Mattie is an alchemist and despite being non-politic, soon finds herself caught up in the revolution that is taking place in her world. This comes about due to her desire to help the gargoyles. No Disney cutie pies, the gargoyles are the creators and keepers of the city where Mattie lives, and they find themselves dying off without any means of reproduction. In this struggle for control of an unnamed city, Sedia touches on the cause and effects of terrorism, the roots of revolution, and the effects of such violence on the community and the groups within that community. It is true that these issues are not dealt with startling depth. This isn't to say that she does a bad job; she doesn't. In fact, the book is timely in the topics it covers; it is hard not to see some of it as a mirror of current events.
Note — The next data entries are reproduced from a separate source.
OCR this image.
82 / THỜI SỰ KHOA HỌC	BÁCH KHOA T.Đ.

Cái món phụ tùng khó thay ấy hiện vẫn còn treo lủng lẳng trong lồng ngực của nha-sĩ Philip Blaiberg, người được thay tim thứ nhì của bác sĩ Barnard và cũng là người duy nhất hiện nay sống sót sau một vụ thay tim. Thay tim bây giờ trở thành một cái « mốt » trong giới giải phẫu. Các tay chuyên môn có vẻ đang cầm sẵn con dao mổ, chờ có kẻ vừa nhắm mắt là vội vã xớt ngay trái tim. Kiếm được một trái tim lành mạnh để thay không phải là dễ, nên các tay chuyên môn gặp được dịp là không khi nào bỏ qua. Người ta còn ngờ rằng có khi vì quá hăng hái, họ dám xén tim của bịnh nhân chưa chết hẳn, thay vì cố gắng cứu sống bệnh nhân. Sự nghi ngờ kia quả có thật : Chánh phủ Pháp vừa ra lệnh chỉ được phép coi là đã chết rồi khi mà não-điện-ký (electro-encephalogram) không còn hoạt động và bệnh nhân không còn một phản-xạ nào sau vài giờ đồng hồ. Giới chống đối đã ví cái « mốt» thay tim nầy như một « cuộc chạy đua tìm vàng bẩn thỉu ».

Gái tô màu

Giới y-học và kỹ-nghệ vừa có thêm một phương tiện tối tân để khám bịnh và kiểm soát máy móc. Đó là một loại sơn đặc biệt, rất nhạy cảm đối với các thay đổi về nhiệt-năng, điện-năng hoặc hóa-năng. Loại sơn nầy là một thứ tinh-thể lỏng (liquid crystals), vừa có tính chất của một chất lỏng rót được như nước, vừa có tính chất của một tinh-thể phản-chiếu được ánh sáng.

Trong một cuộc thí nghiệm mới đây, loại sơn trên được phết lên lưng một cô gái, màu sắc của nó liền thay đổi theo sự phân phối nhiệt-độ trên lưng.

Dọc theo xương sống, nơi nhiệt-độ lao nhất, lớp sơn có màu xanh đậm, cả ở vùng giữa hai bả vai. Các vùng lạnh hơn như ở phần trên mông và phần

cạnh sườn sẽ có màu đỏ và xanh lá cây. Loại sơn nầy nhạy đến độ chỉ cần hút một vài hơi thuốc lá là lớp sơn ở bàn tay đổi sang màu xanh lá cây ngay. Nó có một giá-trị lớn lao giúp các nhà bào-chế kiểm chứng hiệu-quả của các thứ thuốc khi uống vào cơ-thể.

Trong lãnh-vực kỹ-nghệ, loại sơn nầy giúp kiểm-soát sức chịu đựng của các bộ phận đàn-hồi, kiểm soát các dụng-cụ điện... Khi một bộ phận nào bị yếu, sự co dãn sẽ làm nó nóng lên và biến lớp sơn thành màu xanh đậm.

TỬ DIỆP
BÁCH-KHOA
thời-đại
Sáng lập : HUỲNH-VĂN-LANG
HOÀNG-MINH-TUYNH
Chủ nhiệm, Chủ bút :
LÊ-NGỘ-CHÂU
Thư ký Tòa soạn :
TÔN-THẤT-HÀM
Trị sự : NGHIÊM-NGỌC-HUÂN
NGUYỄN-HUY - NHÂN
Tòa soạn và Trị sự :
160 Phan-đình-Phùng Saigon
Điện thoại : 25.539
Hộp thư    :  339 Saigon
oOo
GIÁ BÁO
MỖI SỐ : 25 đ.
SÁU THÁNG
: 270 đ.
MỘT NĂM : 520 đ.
The focus of the book, however, isn't on politics, but on gender roles and the idea of humanity. Reviews on the back of the book liken Mattie to any women and considering the roles of female supporting characters, the idea of a woman's role and woman's independence is what Sedia seems to be examining. Who doesn't feel like a wind-up girl sometimes? These gender roles are also used in "The Little Mermaid". The mermaid wanted a soul, more than she wanted the prince, so she wouldn't become foam on the waves. Mattie is not looking for a soul, though one could she has one and the best one of the novel. Is she more human than those around her? Does she have more of a soul? The same questions are raised in Andersen's tale, when the mermaid's compassion is compared to the thoughtless of the prince. Why do her sisters help her, but the prince cannot even think about her? It is easy to see the connection of this story to Andersen's fairy tale.